Também  D. Amélia, a dona da pensão do Rio de Janeiro, e sua filha Nanci  irão demonstrar  espontânea disposição  em ajudá-lo.

            Ao sair da prisão, sem recursos, ele morou, com  Norberto, seu companheiro de viagem, escondido na casa de pensão. Dormiam no quarto de um pensionista de quem ficaram amigos e para não serem descobertos usavam de estratagemas: subiam os degraus da escada, ao mesmo tempo,  com passos simultâneos;  pensando que a dona já ficara desconfiada, dormiam durante o dia pois as visitas não eram proibidas.  Ao precisar da ajuda do pensionista para resolver um  delicado assunto de família -  a ida à delegacia no intuito de responsabilizar o hóspede que seduzira sua filha - D. Amélia aceitou-lhes a presença. Até sugeriu – achando  uma crueldade que ele fosse abandonado em São Paulo – que ficasse mais tempo no Rio de Janeiro, pois sua passagem poderia ser vendida ali  na sua casa mesmo, uma vez que todos os dias havia pessoas que viajavam para São Paulo.  Quando Norberto lhe  consegue uma passagem marítima, D. Amélia arranja para ele uma pequena mala e todos da pensão  procuram, sem êxito, persuadi-lo porque  não queria viajar de navio. Então,  Nanci, com muito jeito, o convence a partir. Raro  na trajetória do Cati, desde o início de sua viagem em Porto Alegre até a sua volta para Quaraí, esse momento em que ele decide por si mesmo, embora submisso à entonação carinhosa da voz feminina que o anima ( -Meu benzinho vai embarcar, sim, Ele vai, sim.) e o torna confiante, para expressar, ainda que num sussurro, o grande medo que sente de que o levem para o Cati, (lugar que lhe ficou gravado, desde criança,  como lugar de prisões e de mortes).
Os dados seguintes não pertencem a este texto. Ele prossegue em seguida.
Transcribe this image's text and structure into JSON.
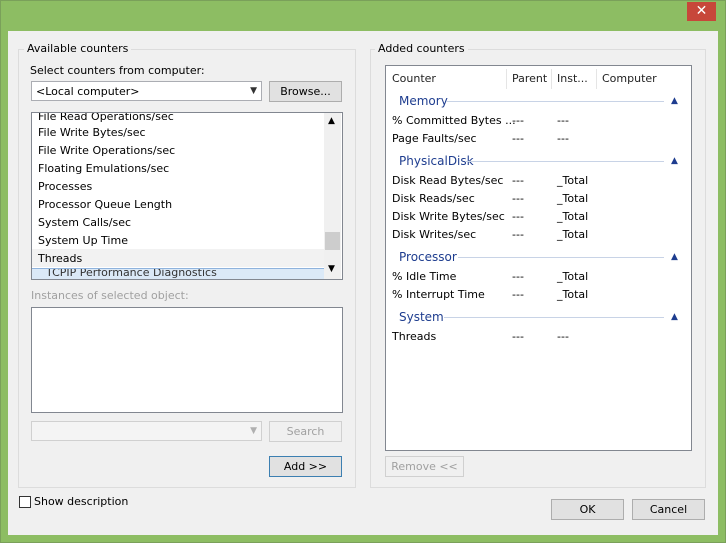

Mais do que piedade, como ocorre com D. Rita, D. Miroca, D. Amélia,   há em Nanci  um enternecimento, no trato com o Cati que, diante  de seu olhar de uma pureza de criança, só faz aumentar e lhe completa o perfil de mulher amorosa.  Pois além da função que  lhe é atribuída, como às outras,  no relato -  provocar mudanças no percurso do Cati e na sua história –  possui, também, como vítima dos preconceituosos usos e costumes ( e leis) de sua época, uma função denunciatória que as qualidades de um narrador da estirpe de Dyonélio Machado,  fazem ser de admirável sutileza e nem por isso menos contundente.